While policy suggestions were made in order to prevent the crisis, in fact when actual crisis situations occurred, the KDI or the researchers of KDI took care of the important roles in the process related to overcoming the crisis. It was the same for the Economic Crisis in 1997 which can be considered to be the biggest crisis in the overall history of the Republic of Korea, and the recent 2008 global financial crisis. In order to overcome the crises, the KDI conducted research and consultations for various related issues such as the direction of the economic policy, layoffs of insolvent companies, economic structural reform, etc, thus contributing greatly to the policy establishment. Also, even after overcoming the crisis, the KDI have conducted in-depth research on the process of overcoming the crisis as well as the change of economic structural change to prevent such crises in the future and to settle the basis for economic growth. 




 


2. Scope of Researches

 


After the KDI and the Korea Institute for Health and Social Affairs opened in 1971, each government branches continued to create government-sponsored think tanks which conducts research related to their tasks. As a result, among the currently existing think tanks in Korea, 17 were established until 1990, and even during the 1990s, many research institutes were founded. As a result, a comprehensive insight in order to recognize and make decisions of the national economy as a whole is extremely important. 

 


Comprehensive insight cannot be created merely by arithmetically adding up all research outcomes of many other departments. Combining the research outcomes from each research institute and transforming it into a comprehensive overview is, by itself, a task which must be achieved through comprehensive efforts by high level human resource with expertise.

 


There can be many opinions on who should be responsible for being in charge of such function, to achieve the greatest efficiency. However, in Korea, the KDI has been in charge of this function for the past 40 years. Also, The reason for the KDI to have been fulfilled this function in a relatively successful manner originates from combining the historical background of starting off as a comprehensive economics research institute, and th internal environment that the fellows of the KDI who conduct research on a variety of professional areas all closely interacted within the organization, and the conscious endeavor to maintain and further develop such environment.
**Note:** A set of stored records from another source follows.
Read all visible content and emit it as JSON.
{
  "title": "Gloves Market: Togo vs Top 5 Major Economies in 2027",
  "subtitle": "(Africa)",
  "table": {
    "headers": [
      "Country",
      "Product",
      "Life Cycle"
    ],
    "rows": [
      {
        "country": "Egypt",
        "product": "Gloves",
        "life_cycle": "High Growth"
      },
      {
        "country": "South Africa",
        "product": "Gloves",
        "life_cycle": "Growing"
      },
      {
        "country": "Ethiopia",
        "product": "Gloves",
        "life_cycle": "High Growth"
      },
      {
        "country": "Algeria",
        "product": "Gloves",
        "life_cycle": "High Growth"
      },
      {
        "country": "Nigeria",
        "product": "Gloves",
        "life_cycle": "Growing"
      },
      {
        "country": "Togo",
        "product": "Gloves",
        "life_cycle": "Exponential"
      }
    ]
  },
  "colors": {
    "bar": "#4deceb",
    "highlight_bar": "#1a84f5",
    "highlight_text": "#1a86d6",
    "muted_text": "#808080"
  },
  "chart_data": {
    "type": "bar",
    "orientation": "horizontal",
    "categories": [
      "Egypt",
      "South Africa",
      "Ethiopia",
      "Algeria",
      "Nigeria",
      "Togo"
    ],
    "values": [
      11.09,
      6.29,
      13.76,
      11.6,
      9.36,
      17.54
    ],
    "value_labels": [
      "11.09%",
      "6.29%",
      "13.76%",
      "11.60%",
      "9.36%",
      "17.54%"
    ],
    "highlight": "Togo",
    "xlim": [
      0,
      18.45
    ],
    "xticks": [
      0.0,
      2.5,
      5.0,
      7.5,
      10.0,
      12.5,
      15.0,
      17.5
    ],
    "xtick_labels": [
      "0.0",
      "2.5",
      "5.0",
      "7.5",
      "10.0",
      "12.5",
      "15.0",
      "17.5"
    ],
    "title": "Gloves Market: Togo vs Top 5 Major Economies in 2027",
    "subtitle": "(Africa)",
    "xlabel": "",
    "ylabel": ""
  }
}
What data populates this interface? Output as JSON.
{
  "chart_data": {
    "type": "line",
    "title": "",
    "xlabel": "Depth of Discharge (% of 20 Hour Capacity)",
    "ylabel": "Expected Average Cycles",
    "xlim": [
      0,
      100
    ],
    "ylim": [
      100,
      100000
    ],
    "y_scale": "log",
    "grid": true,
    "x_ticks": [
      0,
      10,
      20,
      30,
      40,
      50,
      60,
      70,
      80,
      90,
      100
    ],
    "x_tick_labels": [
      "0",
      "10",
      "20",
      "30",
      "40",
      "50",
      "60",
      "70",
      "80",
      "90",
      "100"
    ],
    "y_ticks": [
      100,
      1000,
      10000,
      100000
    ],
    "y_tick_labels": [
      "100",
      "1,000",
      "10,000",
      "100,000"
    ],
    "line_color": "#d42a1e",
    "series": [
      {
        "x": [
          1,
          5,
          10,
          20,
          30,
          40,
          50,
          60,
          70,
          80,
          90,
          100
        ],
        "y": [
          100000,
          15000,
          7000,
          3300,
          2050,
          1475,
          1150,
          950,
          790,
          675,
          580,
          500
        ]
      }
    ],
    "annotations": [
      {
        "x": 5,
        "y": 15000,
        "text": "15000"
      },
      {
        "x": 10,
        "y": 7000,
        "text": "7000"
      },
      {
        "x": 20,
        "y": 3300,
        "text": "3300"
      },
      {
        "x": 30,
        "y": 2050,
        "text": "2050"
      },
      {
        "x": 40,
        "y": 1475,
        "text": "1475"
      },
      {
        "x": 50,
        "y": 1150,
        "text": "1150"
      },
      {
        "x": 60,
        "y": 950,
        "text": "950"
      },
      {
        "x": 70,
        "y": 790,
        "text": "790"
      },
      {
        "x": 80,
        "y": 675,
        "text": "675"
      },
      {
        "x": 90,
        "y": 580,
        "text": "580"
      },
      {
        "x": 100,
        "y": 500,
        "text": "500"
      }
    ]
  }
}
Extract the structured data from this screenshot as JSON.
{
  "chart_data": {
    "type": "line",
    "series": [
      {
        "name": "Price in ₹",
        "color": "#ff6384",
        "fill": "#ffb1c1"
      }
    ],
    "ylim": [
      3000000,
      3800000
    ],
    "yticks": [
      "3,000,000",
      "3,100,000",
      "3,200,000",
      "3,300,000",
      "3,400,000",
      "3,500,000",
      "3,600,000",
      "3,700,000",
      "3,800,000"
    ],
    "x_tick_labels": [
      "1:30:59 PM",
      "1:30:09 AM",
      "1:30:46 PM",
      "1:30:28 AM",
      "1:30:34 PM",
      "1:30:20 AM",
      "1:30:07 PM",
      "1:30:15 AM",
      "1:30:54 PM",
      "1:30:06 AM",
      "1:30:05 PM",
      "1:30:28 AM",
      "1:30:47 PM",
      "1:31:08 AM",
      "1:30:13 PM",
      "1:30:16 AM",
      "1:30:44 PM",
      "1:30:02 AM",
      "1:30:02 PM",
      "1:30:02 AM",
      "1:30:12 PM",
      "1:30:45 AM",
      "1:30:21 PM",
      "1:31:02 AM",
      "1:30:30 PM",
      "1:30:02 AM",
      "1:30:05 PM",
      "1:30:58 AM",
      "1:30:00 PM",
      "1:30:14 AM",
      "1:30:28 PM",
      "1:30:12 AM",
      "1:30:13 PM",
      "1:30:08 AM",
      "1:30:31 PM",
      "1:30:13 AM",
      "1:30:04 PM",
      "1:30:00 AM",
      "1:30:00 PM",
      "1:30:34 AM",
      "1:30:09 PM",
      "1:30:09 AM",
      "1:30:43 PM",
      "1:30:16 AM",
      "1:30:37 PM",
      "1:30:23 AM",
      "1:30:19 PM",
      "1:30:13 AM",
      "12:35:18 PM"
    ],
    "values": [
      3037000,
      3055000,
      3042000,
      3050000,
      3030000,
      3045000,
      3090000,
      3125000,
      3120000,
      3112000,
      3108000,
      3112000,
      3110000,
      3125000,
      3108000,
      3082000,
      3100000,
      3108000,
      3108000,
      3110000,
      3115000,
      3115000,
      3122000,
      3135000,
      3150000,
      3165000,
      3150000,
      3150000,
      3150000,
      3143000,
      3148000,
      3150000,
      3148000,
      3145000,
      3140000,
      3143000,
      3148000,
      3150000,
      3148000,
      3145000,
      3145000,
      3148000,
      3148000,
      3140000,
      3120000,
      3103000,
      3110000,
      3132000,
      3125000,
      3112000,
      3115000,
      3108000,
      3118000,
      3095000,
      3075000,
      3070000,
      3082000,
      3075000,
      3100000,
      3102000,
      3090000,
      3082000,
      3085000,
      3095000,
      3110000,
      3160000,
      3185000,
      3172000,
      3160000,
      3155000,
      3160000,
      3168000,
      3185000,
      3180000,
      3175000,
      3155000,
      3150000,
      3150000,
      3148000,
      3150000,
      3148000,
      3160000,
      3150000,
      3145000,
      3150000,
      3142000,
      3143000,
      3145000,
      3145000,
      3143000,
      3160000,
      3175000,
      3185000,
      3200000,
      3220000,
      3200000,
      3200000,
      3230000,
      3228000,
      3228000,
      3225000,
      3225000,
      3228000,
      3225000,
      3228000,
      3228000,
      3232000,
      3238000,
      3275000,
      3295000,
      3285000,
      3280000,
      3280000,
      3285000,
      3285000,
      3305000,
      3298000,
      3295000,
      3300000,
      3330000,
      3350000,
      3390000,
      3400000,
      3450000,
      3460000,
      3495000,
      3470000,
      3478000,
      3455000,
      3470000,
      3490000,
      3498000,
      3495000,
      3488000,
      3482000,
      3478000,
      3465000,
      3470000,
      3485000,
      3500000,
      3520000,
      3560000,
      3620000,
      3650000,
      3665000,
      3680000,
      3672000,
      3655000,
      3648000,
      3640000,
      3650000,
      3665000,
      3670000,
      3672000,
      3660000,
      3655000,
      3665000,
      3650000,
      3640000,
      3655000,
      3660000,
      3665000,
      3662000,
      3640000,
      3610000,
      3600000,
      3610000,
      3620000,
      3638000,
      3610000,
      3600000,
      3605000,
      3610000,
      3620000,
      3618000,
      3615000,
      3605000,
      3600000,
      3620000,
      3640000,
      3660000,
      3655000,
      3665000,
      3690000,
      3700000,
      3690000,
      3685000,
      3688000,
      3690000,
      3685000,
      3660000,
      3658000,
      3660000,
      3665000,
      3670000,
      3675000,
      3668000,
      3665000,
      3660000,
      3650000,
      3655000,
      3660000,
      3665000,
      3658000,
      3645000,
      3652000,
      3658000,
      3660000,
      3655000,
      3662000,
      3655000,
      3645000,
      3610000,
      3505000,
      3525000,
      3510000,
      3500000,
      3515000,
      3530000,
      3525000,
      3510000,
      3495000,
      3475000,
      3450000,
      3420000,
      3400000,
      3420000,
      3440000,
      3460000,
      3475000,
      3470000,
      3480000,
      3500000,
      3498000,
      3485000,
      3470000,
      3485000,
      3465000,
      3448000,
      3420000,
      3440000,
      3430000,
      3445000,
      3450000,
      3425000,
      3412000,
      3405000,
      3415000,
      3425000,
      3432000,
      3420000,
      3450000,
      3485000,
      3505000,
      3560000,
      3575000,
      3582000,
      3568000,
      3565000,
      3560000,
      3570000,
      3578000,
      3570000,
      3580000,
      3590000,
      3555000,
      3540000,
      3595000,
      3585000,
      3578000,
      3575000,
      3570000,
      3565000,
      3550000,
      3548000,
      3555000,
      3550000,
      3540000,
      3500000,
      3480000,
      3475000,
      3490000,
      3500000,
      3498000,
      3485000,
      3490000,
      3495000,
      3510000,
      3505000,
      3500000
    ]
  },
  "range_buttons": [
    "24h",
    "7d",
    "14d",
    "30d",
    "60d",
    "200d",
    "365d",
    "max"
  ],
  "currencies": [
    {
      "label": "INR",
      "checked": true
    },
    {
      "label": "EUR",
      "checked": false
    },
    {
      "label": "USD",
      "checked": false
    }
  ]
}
Moreover, fundamentally, as the KDI continuously recruited human resource apt for realizing the comprehensive insight through conducting their research, – by recruiting the intelligent human resource capable of having their own expertise and at the same time able to consider the economy as a whole, nurtured such workforce to be able to achieve that goal, and by having more human resource to join the KDI to enjoy such benefit altogether – it was possible for them to generate the virtuous cycle of development.

 


The success of the KDI was able to be achieved thanks to the will and endeavor of the members of the KDI and the government authorities during the historical process of the past 40 years. It is indeed impossible to make such an organization in a day. This is the very reason for countries that wish to have government-sponsored think tanks contributing to the economic development why they must ruminate on and contemplate not only the current state of the KDI but also its historical path.